Spy chief Bat Khurts loses appeal in Britain against extradition to Germany on kidnapping charges.
2011 October - Mongolia and Rio Tinto-owned Ivanhoe Mines reach agreement on stakeholding in the massive Oyu Tolgoi copper mine. Mongolia settles for a 34% share, as previously agreed, dropping demands for parity.
2011 November - Germany releases Mongolian spy chief Bat Khurts ahead of Chancellor Angela Merkel's visit to Mongolia.
2012 April - Mongolia puts Tavan Tolgoi coal mine deal on hold while it decides whether to go it alone on developing the project. It had earlier agreed to work with a group of US, Chinese and Russian companies.

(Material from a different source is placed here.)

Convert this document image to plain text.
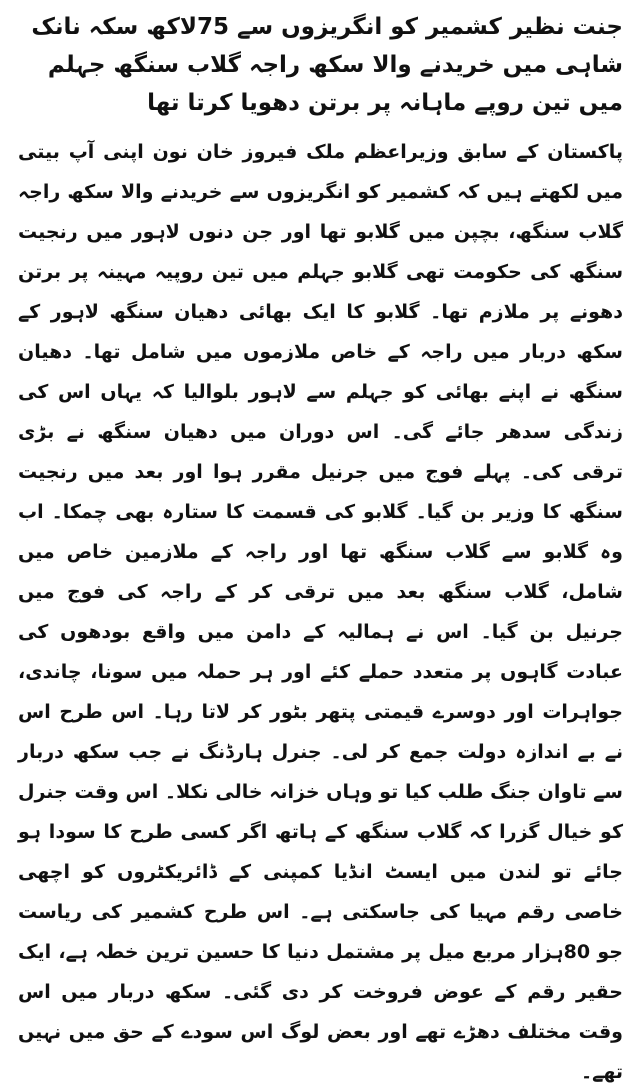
جنت نظیر کشمیر کو انگریزوں سے 75لاکھ سکہ نانک شاہی میں خریدنے والا سکھ راجہ گلاب سنگھ جہلم میں تین روپے ماہانہ پر برتن دھویا کرتا تھا

پاکستان کے سابق وزیراعظم ملک فیروز خان نون اپنی آپ بیتی میں لکھتے ہیں کہ کشمیر کو انگریزوں سے خریدنے والا سکھ راجہ گلاب سنگھ، بچپن میں گلابو تھا اور جن دنوں لاہور میں رنجیت سنگھ کی حکومت تھی گلابو جہلم میں تین روپیہ مہینہ پر برتن دھونے پر ملازم تھا۔ گلابو کا ایک بھائی دھیان سنگھ لاہور کے سکھ دربار میں راجہ کے خاص ملازموں میں شامل تھا۔ دھیان سنگھ نے اپنے بھائی کو جہلم سے لاہور بلوالیا کہ یہاں اس کی زندگی سدھر جائے گی۔ اس دوران میں دھیان سنگھ نے بڑی ترقی کی۔ پہلے فوج میں جرنیل مقرر ہوا اور بعد میں رنجیت سنگھ کا وزیر بن گیا۔ گلابو کی قسمت کا ستارہ بھی چمکا۔ اب وہ گلابو سے گلاب سنگھ تھا اور راجہ کے ملازمین خاص میں شامل، گلاب سنگھ بعد میں ترقی کر کے راجہ کی فوج میں جرنیل بن گیا۔ اس نے ہمالیہ کے دامن میں واقع بودھوں کی عبادت گاہوں پر متعدد حملے کئے اور ہر حملہ میں سونا، چاندی، جواہرات اور دوسرے قیمتی پتھر بٹور کر لاتا رہا۔ اس طرح اس نے بے اندازہ دولت جمع کر لی۔ جنرل ہارڈنگ نے جب سکھ دربار سے تاوان جنگ طلب کیا تو وہاں خزانہ خالی نکلا۔ اس وقت جنرل کو خیال گزرا کہ گلاب سنگھ کے ہاتھ اگر کسی طرح کا سودا ہو جائے تو لندن میں ایسٹ انڈیا کمپنی کے ڈائریکٹروں کو اچھی خاصی رقم مہیا کی جاسکتی ہے۔ اس طرح کشمیر کی ریاست جو 80ہزار مربع میل پر مشتمل دنیا کا حسین ترین خطہ ہے، ایک حقیر رقم کے عوض فروخت کر دی گئی۔ سکھ دربار میں اس وقت مختلف دھڑے تھے اور بعض لوگ اس سودے کے حق میں نہیں تھے۔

2012 June - Parliamentary elections. Democratic Party wins most seats and goes on to form a coalition with the Mongolian People's Revolutionary Party.
2012 August - Former president Nambaryn Enkhbayar is sentenced to four years in jail for corruption.

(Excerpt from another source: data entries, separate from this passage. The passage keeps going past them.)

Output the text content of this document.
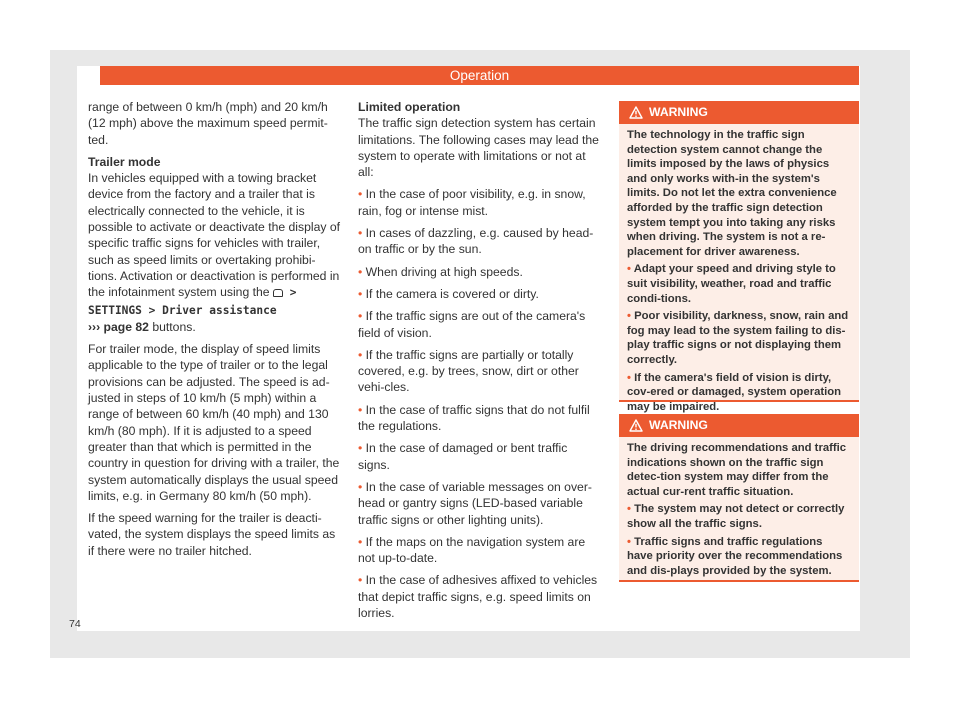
Operation

range of between 0 km/h (mph) and 20 km/h (12 mph) above the maximum speed permit-ted.

Trailer mode

In vehicles equipped with a towing bracket device from the factory and a trailer that is electrically connected to the vehicle, it is possible to activate or deactivate the display of specific traffic signs for vehicles with trailer, such as speed limits or overtaking prohibi-tions. Activation or deactivation is performed in the infotainment system using the  > SETTINGS > Driver assistance
››› page 82 buttons.

For trailer mode, the display of speed limits applicable to the type of trailer or to the legal provisions can be adjusted. The speed is ad-justed in steps of 10 km/h (5 mph) within a range of between 60 km/h (40 mph) and 130 km/h (80 mph). If it is adjusted to a speed greater than that which is permitted in the country in question for driving with a trailer, the system automatically displays the usual speed limits, e.g. in Germany 80 km/h (50 mph).

If the speed warning for the trailer is deacti-vated, the system displays the speed limits as if there were no trailer hitched.

Limited operation

The traffic sign detection system has certain limitations. The following cases may lead the system to operate with limitations or not at all:

• In the case of poor visibility, e.g. in snow, rain, fog or intense mist.

• In cases of dazzling, e.g. caused by head-on traffic or by the sun.

• When driving at high speeds.

• If the camera is covered or dirty.

• If the traffic signs are out of the camera's field of vision.

• If the traffic signs are partially or totally covered, e.g. by trees, snow, dirt or other vehi-cles.

• In the case of traffic signs that do not fulfil the regulations.

• In the case of damaged or bent traffic signs.

• In the case of variable messages on over-head or gantry signs (LED-based variable traffic signs or other lighting units).

• If the maps on the navigation system are not up-to-date.

• In the case of adhesives affixed to vehicles that depict traffic signs, e.g. speed limits on lorries.

WARNING

The technology in the traffic sign detection system cannot change the limits imposed by the laws of physics and only works with-in the system's limits. Do not let the extra convenience afforded by the traffic sign detection system tempt you into taking any risks when driving. The system is not a re-placement for driver awareness.

• Adapt your speed and driving style to suit visibility, weather, road and traffic condi-tions.

• Poor visibility, darkness, snow, rain and fog may lead to the system failing to dis-play traffic signs or not displaying them correctly.

• If the camera's field of vision is dirty, cov-ered or damaged, system operation may be impaired.

WARNING

The driving recommendations and traffic indications shown on the traffic sign detec-tion system may differ from the actual cur-rent traffic situation.

• The system may not detect or correctly show all the traffic signs.

• Traffic signs and traffic regulations have priority over the recommendations and dis-plays provided by the system.

74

2012 December - Mongolian People's Revolutionary Party threatens to leave governing coalition in protest at its former leader Enkhbayar's jail sentence.
2013 June - Tsakhiagiin Elbegdorj, from the Democratic Party, wins a second term as president.
2013 August - Mining giant Rio Tinto says it will lay off up to 1,700 workers at the massive Oyu Tolgoi mine in Mongolia following a dispute with the government.
2014 November - Prime Minister Norov Altankhuyag is dismissed by a vote of parliament. He had been under fire for alleged corruption and economic underperformance.
2014 November: Parliament elects Chimed Saikhanbileg as prime minister in a vote boycotted by the opposition Mongolian People's Party.
2015 January: The opposition Mongolian People's Party agrees to form a coalition government with the Democratic Party and the Justice Coalition.
2015 August - Prime Minister Chimed Saikhanbileg removes the Mongolian People's Party from the coalition government by dismissing six of its ministers.
2016 June - Opposition Mongolian People's Party scores a landslide victory in the parliamentary election winning 65 out of 76 seats. Prime Minister Chimed Saikhanbileg is among the Democratic Party incumbents who fail to win re-election.